Thursday, January 27, 2011

Writers on rafts, upcoming events and a rather lovely surprise

The floods that have hammered Queensland over the last few weeks have drawn support from Brisbane's Mop Army to sports folk donating amazing packages.

The Queensland Writers Centre have come up with a fund raising project that offers something for everyone. Ever wanted your name in print? Well, how about your name turning up in John Birmingham's latest volume of all-explodey goodness? What about a book package signed and sealed by Emily Maguire? Or a visit from Linda Jaivin? I don't get out much, so I volunteered myself for a few things.

Five bucks will buy you a ticket in Writers on Rafts that's right $5! Prizes will be drawn on February 25. More information here.

I have a few events to update on the events page - until I do that, this is what the year holds so far:

List of upcoming events: 

Sunday, 6 February, 3pm
I'll be having a yak with Partners in Crime  at the St Helens Community Centre, 184 Glebe Point Road, Glebe. We're going to have a chat about The Place of Place in Crime Fiction. 
Cost is $10/ $5 (members). Contact:

May 6 and 7
I'll be at the Literati Festival, Gold Coast QLD. No website as yet, but I've seen the guest list and it's going to be a great weekend. 

Saturday 4 June, 10am - 4pm
I'll be at the NSW Writers Centre, for a 1 day Workshop Perfect Crime

Then in September back up to Queensland

17 and 18th September I'll be doing two workshops with the Queensland Writers Centre

17th September, Cairns 
Workshop From Cleanskin to Crimewriter

18th September, Townsville 
Workshop From Cleanskin to Crimewriter

#WIP is the twitter hashtag lonely writers wave from their desks to signal their engagement on the work in progress. 

As to my, #WIP, it progresses. 

The scary bits I've been putting off have started to appear and the first set of eyes have started reading. Doing it like Dickens - I'm sending out instalments. Keeps the pressure up on me not to succumb to the vortex of endless rewriting - so far so good.

About to clean off the big white board (as the breakdown of final scenes there no longer resembles the breakdown of final scenes in scrivener and in my head) and look at landing the plane in detail. While it's good to forward plan - it's also good to stay flexible. (Usually results in a bit of back-stitching - but it won't be the first, or the last, time things get unpicked, re-arranged and re-stitched.)

In a delightful bit of news this week The Old School has been shortlisted in the Debut Fiction Category of the 2011 Indie Awards alongside some very fine books indeed: Rocks in the Belly by Jon Bauer, Book of Lost Threads by Tess Evans, The Legacy by Kirsten Tranter.

As an unknown novelist you step into a very very very crowded agora with your first book. The difference between debut, and dead in the water, comes down to the enthusiasm of the Indie Booksellers, readers themselves who are prepared to pick you up off the shelf and put you in the hands of other readers. It's every wallflower's dream come true.

Thank you Indies!

Tuesday, January 11, 2011

B2 D1.5

Realising that I've been a tad slack about updating the blog - the new year is here and already into double figures!

So Happy New Year to all. May it bring stories to tell for one and all.

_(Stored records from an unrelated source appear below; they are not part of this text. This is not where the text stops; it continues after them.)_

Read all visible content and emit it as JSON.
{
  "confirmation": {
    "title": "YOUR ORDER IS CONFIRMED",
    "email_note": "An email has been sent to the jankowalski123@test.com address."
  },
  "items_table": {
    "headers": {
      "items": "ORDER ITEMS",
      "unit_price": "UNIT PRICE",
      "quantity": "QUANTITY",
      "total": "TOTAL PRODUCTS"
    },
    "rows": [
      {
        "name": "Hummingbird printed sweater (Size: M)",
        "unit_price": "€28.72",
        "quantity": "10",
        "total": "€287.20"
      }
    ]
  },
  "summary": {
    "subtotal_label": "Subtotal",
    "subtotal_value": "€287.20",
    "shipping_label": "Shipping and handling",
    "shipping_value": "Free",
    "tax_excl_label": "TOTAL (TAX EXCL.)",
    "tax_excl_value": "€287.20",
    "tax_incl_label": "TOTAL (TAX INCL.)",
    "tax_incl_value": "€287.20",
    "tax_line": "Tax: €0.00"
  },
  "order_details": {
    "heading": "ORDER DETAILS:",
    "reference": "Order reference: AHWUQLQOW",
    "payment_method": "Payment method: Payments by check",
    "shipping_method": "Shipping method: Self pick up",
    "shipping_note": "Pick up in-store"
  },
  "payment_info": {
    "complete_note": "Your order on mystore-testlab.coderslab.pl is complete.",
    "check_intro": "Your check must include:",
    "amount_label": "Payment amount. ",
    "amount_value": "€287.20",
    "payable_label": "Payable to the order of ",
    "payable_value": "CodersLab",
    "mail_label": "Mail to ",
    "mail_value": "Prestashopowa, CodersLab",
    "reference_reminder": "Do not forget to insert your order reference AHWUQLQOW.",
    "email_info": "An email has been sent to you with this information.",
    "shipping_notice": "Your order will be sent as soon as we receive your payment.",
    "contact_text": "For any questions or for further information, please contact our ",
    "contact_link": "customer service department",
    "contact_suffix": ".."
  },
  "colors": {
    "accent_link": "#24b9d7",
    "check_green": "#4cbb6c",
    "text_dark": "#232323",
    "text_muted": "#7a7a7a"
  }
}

Busy being busy here, still working away on B2 D1.5 (that's Book 2 Draft 1.5). The 1.5 is because the majority of it is first draft plus a read through and re-draft whilst a small but significant section is fresh - very fresh - smoking, steaming fresh - some of it, in fact, is still "cookie dough" to borrow an analogy. Which is to say, I'm still at the stomach knotting, knuckle gnawing stage where I wonder if the story I have to tell and the way I want to tell it is going to work. No way to know for sure until it's finished and being read, so press on.

I've started to send out bits to be read by a trusted set of eyes. We're "doing it like Dickens" - starting at the beginning and moving on. It's good because it gives me the sense that the story is in motion, so to speak. But I'm still to get my head around releasing it into the editing/drafting process in a much rawer state than The Old School. That's when I get the stomach churning, knuckle gnawing, yips again.

I did get to take my mind off my own long-dark-tea-time-of-the-soul for the traditional five day pilgrimage to the SCG for the New Years Test. Nothing like seeing a team of cricketers being comprehensively humbled, before a huge crowd to put things in perspective. The fact it was an Ashes Test just made it hurt more.

The Barmy Army were in full voice (have to admit, it is good to see them finally get the team they deserve). Twenty thousand voices singing "The mighty - mighty - English" (and other much ruder things to Mitchell Johnson) was rather traumatising by Day 4. That's how I felt and I was only in the stands - I imagine Mitch Johnson might need therapy.

I confess to returning home and watching the South Africa V India game on the telly at night, to remind myself of what a real contests looked like. Steyn and Tendulkar both at the top of their games. Magic.

And ..... oh yes.

Indulged in a little extra-curricular fun involving a short story and a cylon.